Brief von DKF an Amnesty International

Brief von DKF an Amnesty International

Sehr geehrte Damen und Herren,

Massenverhaftungen der Kabylen in diesen Tagen durch die Repressionskräfte Algeriens haben keine Reaktion von Amnesty International hervorgerufen. Über 150 Mitglieder der Bewegung für Selbstbestimmungsrecht der Imazighen (hier gemeint die Kabylen) in Algerien wurden auf dem Weg zum Kongress von MAK (Mouvement pour  l’Autodermination de la Kabylie) von der Polizei und Gendarmerie verhaftet und den ganzen Tag in Polizeigewahrsam gehalten.

Außerdem droht ein Bürgermeister die Kirchen, in der Kabylei zu schließen. Wer redet darüber in Europa? Wann nehmen AI und die westliche Presse das Leiden der Berberischen (amazighischen Bevölkerung) in Algerien wahr?

Warum reagiert AI sofort und vehement auf Menschenrechtsverletzungen in China, in Israel etc. und in Algerien nicht? Obwohl Algeriens Politik in Nord-Afrika die Apartheid in der neuen Verfassung verankert hat, wie damals bei den Buren in Süd-Afrika, verschweigen die Menschenrechtsorganisationen die Berichterstattung hierüber!

Wann kann AI die Weltöffentlichkeit für die Rechtslage der Imazighen sensibilisieren? Will AI erst warten, bis das Ende der totalen Vernichtung der Imazighen-Völker erreicht ist?

Wir bitten um Stellungnahme.

Im Voraus haben sie einen besten Dank

A. Enderle-Ammour

Die Antwort von Amnesty International

herzlichen Dank für Ihre Nachricht an Amnesty International.

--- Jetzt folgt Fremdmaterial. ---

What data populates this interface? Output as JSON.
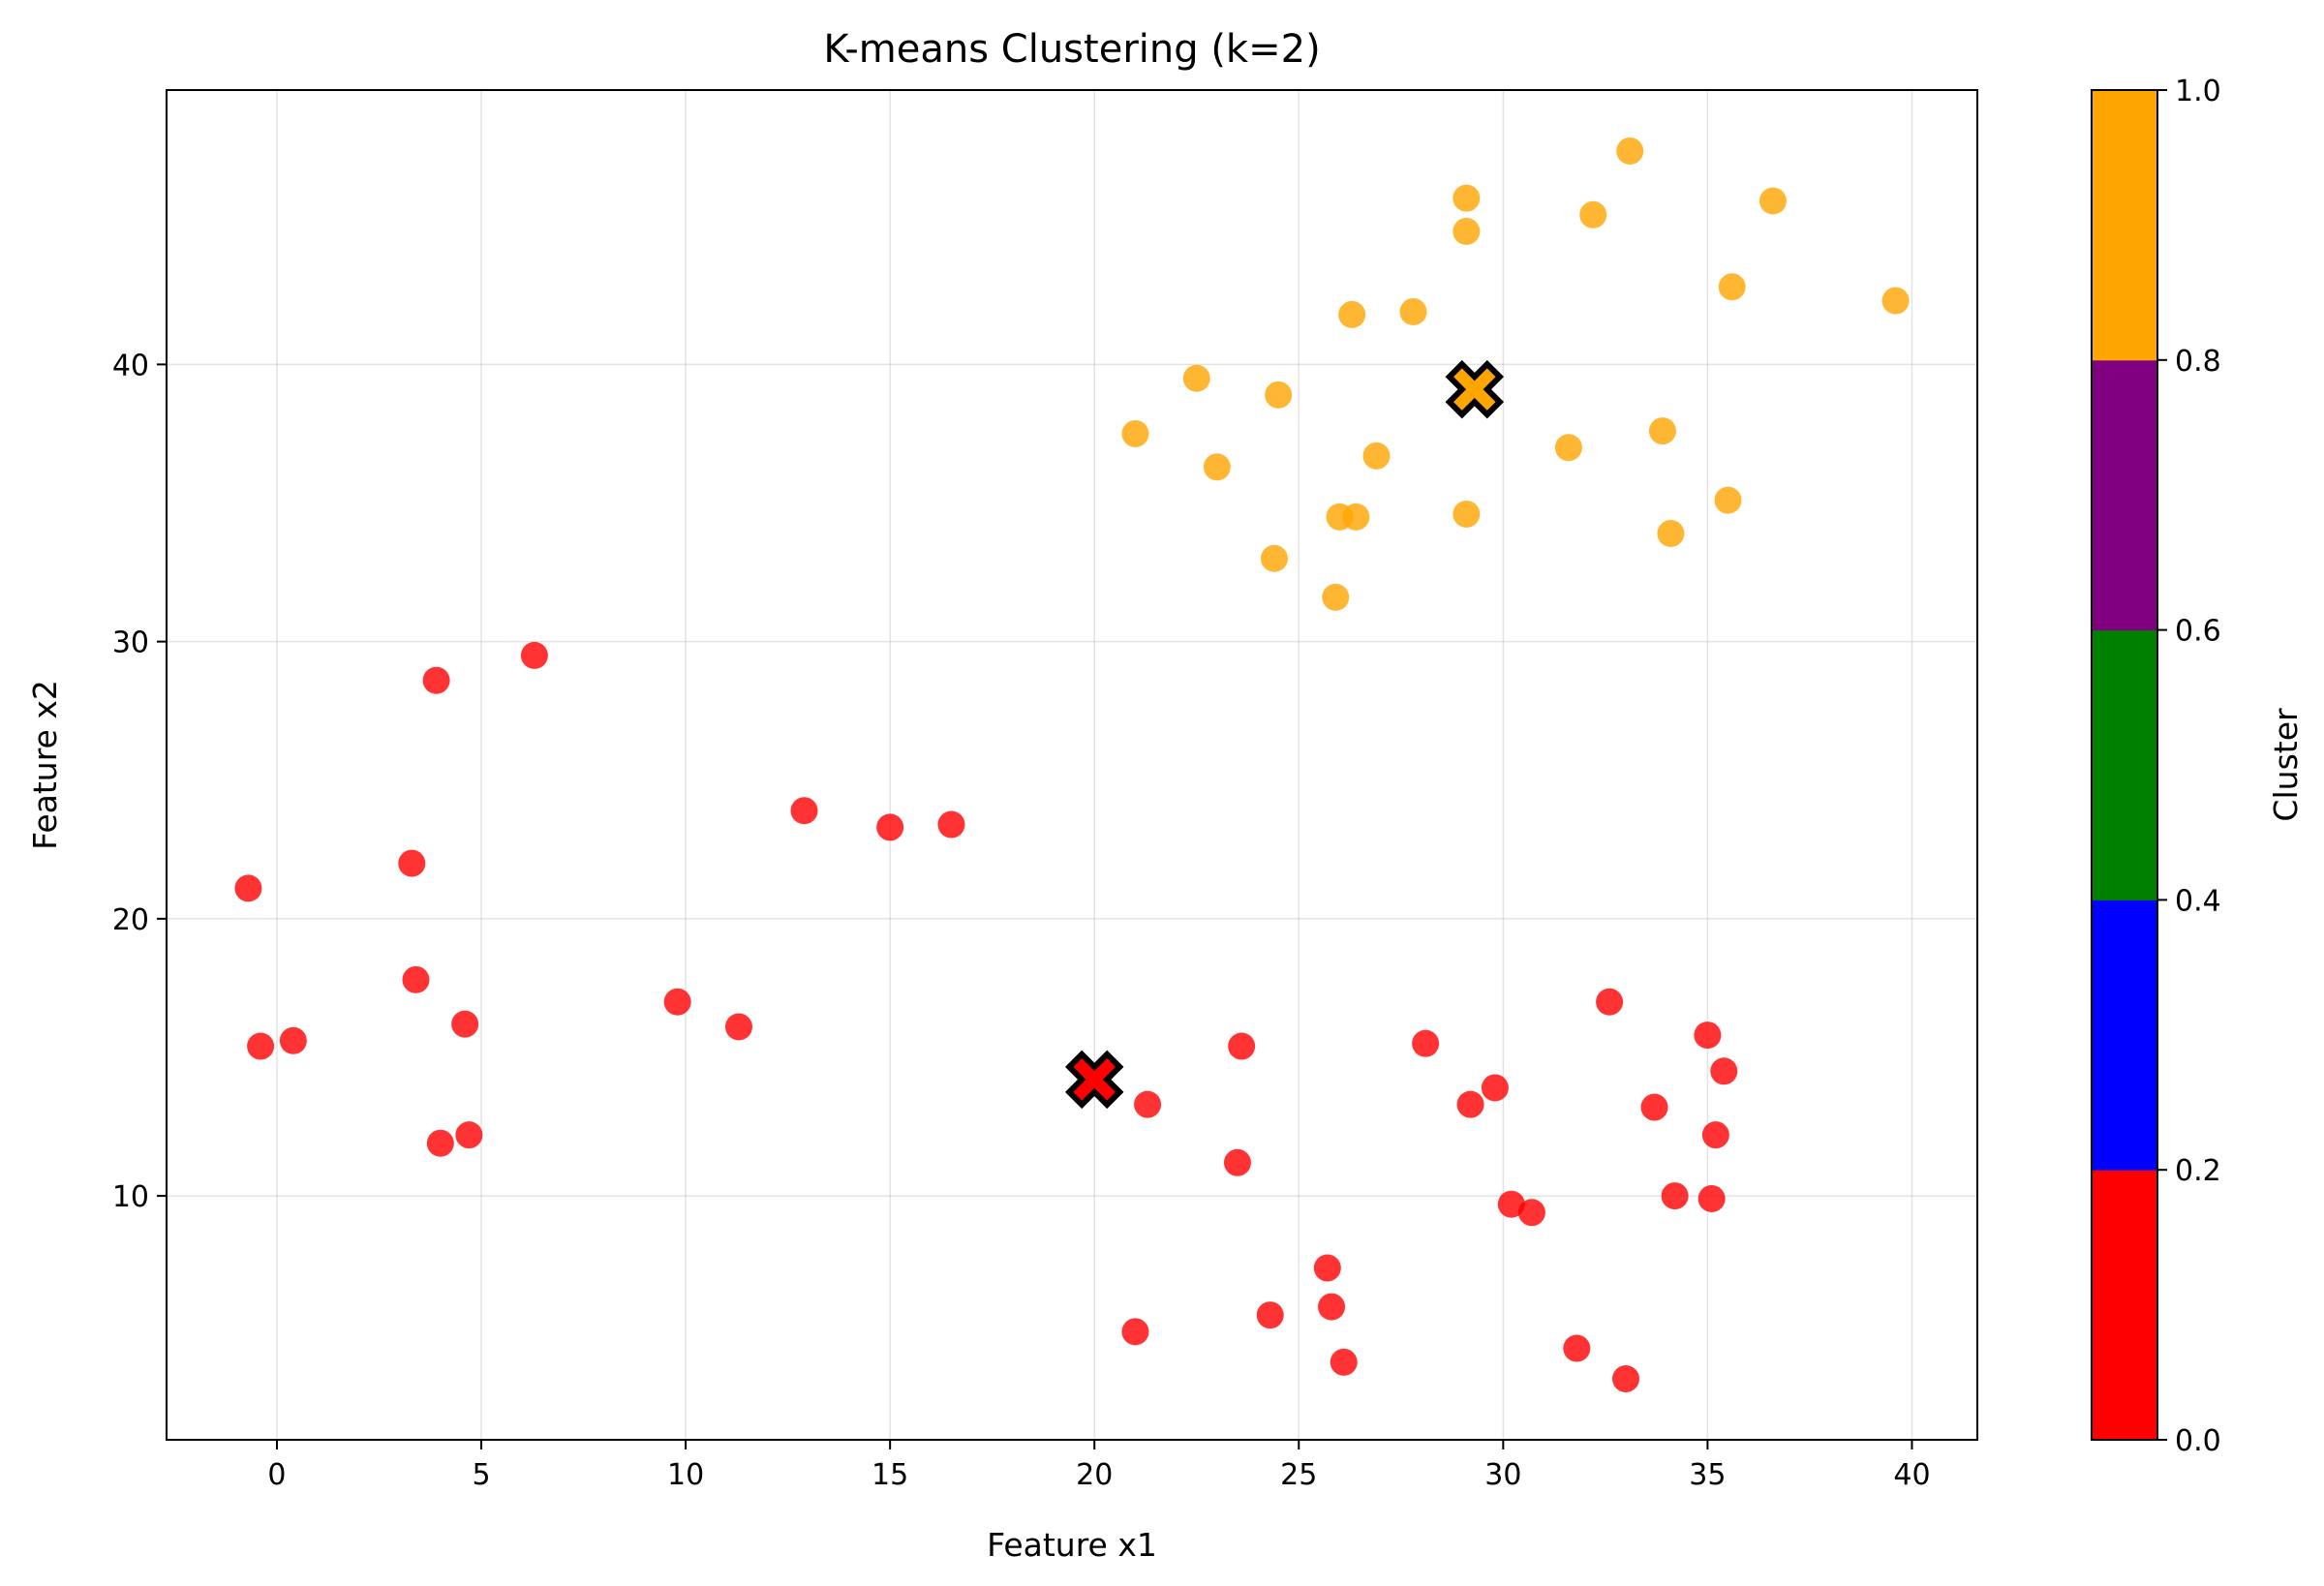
{
  "chart_data": {
    "type": "scatter",
    "title": "K-means Clustering (k=2)",
    "xlabel": "Feature x1",
    "ylabel": "Feature x2",
    "xlim": [
      -2.7,
      41.6
    ],
    "ylim": [
      1.2,
      49.9
    ],
    "xticks": [
      0,
      5,
      10,
      15,
      20,
      25,
      30,
      35,
      40
    ],
    "yticks": [
      10,
      20,
      30,
      40
    ],
    "grid": true,
    "colors": {
      "cluster0": "#ff0000",
      "cluster1": "#ffa500"
    },
    "series": [
      {
        "cluster": 0,
        "x": [
          -0.7,
          -0.4,
          0.4,
          3.3,
          3.4,
          3.9,
          4.0,
          4.6,
          4.7,
          6.3,
          9.8,
          11.3,
          12.9,
          15.0,
          16.5,
          21.0,
          21.3,
          23.5,
          23.6,
          24.3,
          25.7,
          25.8,
          26.1,
          28.1,
          29.2,
          29.8,
          30.2,
          30.7,
          31.8,
          32.6,
          33.0,
          33.7,
          34.2,
          35.0,
          35.1,
          35.2,
          35.4
        ],
        "y": [
          21.1,
          15.4,
          15.6,
          22.0,
          17.8,
          28.6,
          11.9,
          16.2,
          12.2,
          29.5,
          17.0,
          16.1,
          23.9,
          23.3,
          23.4,
          5.1,
          13.3,
          11.2,
          15.4,
          5.7,
          7.4,
          6.0,
          4.0,
          15.5,
          13.3,
          13.9,
          9.7,
          9.4,
          4.5,
          17.0,
          3.4,
          13.2,
          10.0,
          15.8,
          9.9,
          12.2,
          14.5
        ]
      },
      {
        "cluster": 1,
        "x": [
          21.0,
          22.5,
          23.0,
          24.4,
          24.5,
          25.9,
          26.0,
          26.3,
          26.4,
          26.9,
          27.8,
          29.1,
          29.1,
          29.1,
          31.6,
          32.2,
          33.1,
          33.9,
          34.1,
          35.5,
          35.6,
          36.6,
          39.6
        ],
        "y": [
          37.5,
          39.5,
          36.3,
          33.0,
          38.9,
          31.6,
          34.5,
          41.8,
          34.5,
          36.7,
          41.9,
          46.0,
          44.8,
          34.6,
          37.0,
          45.4,
          47.7,
          37.6,
          33.9,
          35.1,
          42.8,
          45.9,
          42.3
        ]
      }
    ],
    "centroids": [
      {
        "cluster": 0,
        "x": 20.0,
        "y": 14.2
      },
      {
        "cluster": 1,
        "x": 29.3,
        "y": 39.1
      }
    ],
    "colorbar": {
      "label": "Cluster",
      "ticks": [
        "0.0",
        "0.2",
        "0.4",
        "0.6",
        "0.8",
        "1.0"
      ],
      "colors": [
        "#ff0000",
        "#0000ff",
        "#008000",
        "#800080",
        "#ffa500"
      ]
    }
  }
}
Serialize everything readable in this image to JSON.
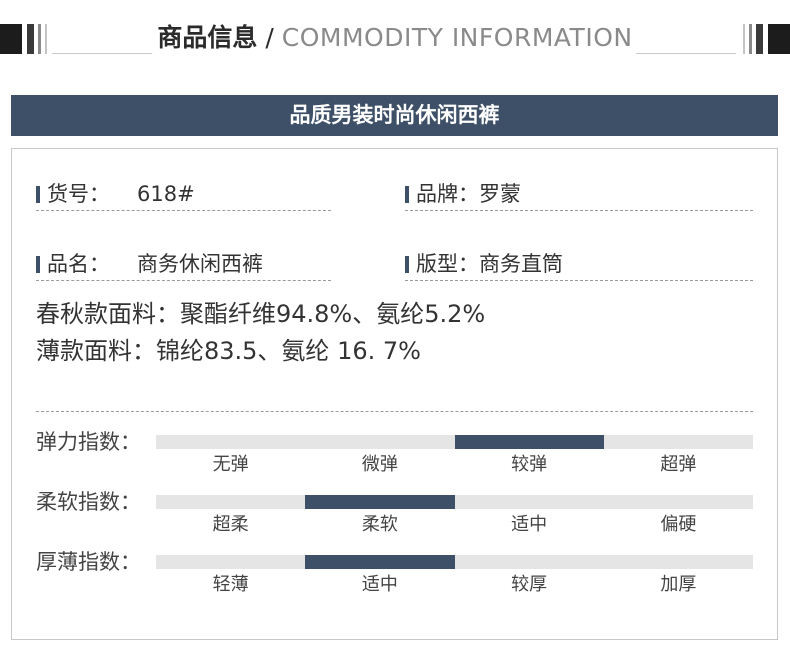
{
  "header": {
    "title_cn": "商品信息",
    "slash": " / ",
    "title_en": "COMMODITY INFORMATION"
  },
  "banner": {
    "title": "品质男装时尚休闲西裤"
  },
  "fields": {
    "item_no": {
      "label": "货号：",
      "value": "618#"
    },
    "brand": {
      "label": "品牌：",
      "value": "罗蒙"
    },
    "name": {
      "label": "品名：",
      "value": "商务休闲西裤"
    },
    "fit": {
      "label": "版型：",
      "value": "商务直筒"
    }
  },
  "fabric": {
    "spring_autumn": "春秋款面料：聚酯纤维94.8%、氨纶5.2%",
    "thin": "薄款面料：锦纶83.5、氨纶 16. 7%"
  },
  "scales": [
    {
      "label": "弹力指数：",
      "options": [
        "无弹",
        "微弹",
        "较弹",
        "超弹"
      ],
      "selected_index": 2
    },
    {
      "label": "柔软指数：",
      "options": [
        "超柔",
        "柔软",
        "适中",
        "偏硬"
      ],
      "selected_index": 1
    },
    {
      "label": "厚薄指数：",
      "options": [
        "轻薄",
        "适中",
        "较厚",
        "加厚"
      ],
      "selected_index": 1
    }
  ],
  "colors": {
    "accent": "#3e5068",
    "track": "#e5e5e5"
  }
}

Unsere Organisation bemüht sich darum, schwere Menschenrechtsverletzungen in allen Ländern der Erde zu recherchieren und zu bekämpfen.  Dabei ist es ein wichtiges Prinzip unserer Arbeit, dass alle Informationen sorgfältig durch Experten des Internationalen Sekretariats (Hauptsitz London) geprüft werden, bevor öffentliche Stellungnahmen stattfinden. Nur durch diese genaue Prüfung und die Recherche von Hintergrundinformationen haben unsere Stellungnahmen eine hohe Verlässlichkeit und können damit überhaupt erst die entsprechende Wirkung in Medien und Politik erzielen.

Leider sind unsere Mittel allerdings sehr begrenzt. Mit diesen Mitteln ist es schlicht nicht möglich, alle Vorkommnisse gleichermaßen intensiv zu recherchieren und darauf öffentlich zu reagieren. Auch in vielen anderen Ländern sind wir gezwungen, einige Geschehnisse nicht enger zu verfolgen, weil unsere Experten schon mit vielen anderen Geschehnissen beschäftigt sind. Amnesty International hat aber in der Vergangenheit durchaus auch zur Situation in der Kabylei berichtet. Es stimmt aber, dass zur Zeit leider aufgrund vieler anderer Krisen die Lage in Algerien wenig thematisiert wird.

Ich werde Ihre Stellungnahme an unsere Experten im Internationalen Sekretariat weiterleiten. Wenn Sie weitere Informationen zu den jüngsten Ereignissen haben, die sich nicht schon auf den einschlägigen Webseiten finden, würde ich auch diese weiterleiten.